Over 60 per cent of IFAs expect to significantly increase their outsourcing of investment management in the next 12 months, according to a survey conducted by Wellian Investment Solutions.

This is due to the impact of recent changes to pension legislation.
The new rules afford greater flexibility to those approaching or at retirement by removing the maximum ‘cap’ on withdrawal of funds and minimum income requirements for all new drawdown funds. For advisers this means that pension funds will be managed in the same way as regular savings accounts which may be accessed as and when required.

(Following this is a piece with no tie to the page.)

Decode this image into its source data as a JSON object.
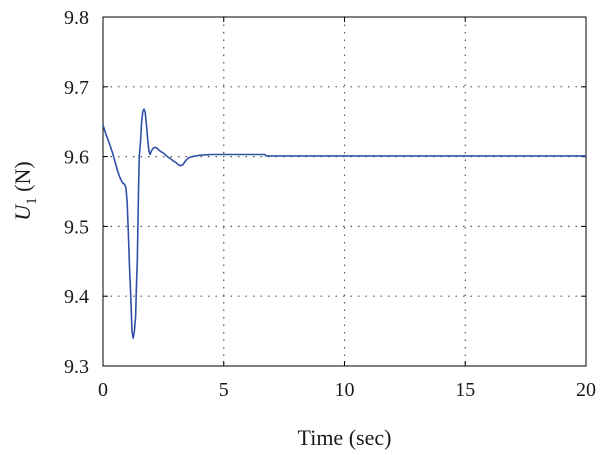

Consequently, a large number of those surveyed at the Wellian Symposium have expressed concerns about managing client expectations in light of these changes and believe the principal challenge will be to educate clients on the importance of guaranteed income, ensuring that they do not overspend or deplete their pension funds in the early stages of retirement.
The survey also revealed that over 50 per cent of IFAs expect to increase their use of DFMs in the next 12 months. This has been attributed to heightened demand for greater liquidity and diversity of assets within investment portfolios following these recent changes.
Eric Clapton, CEO of Wellian Investment Solutions, says: “The success of advisory businesses operating in the post Budget, post RDR landscape will largely depend on how they navigate their way through this period of significant change. Changes to pension legislation present either a major challenge or a major opportunity for advisers, depending on how they adapt themselves to the new flexibility afforded to clients at retirement age.
“We understand that the majority of advisers are worried about managing client expectations at this time, however those who have the right level of support in place from their investment manager are primed to turn the challenges ahead into a fantastic business opportunity.”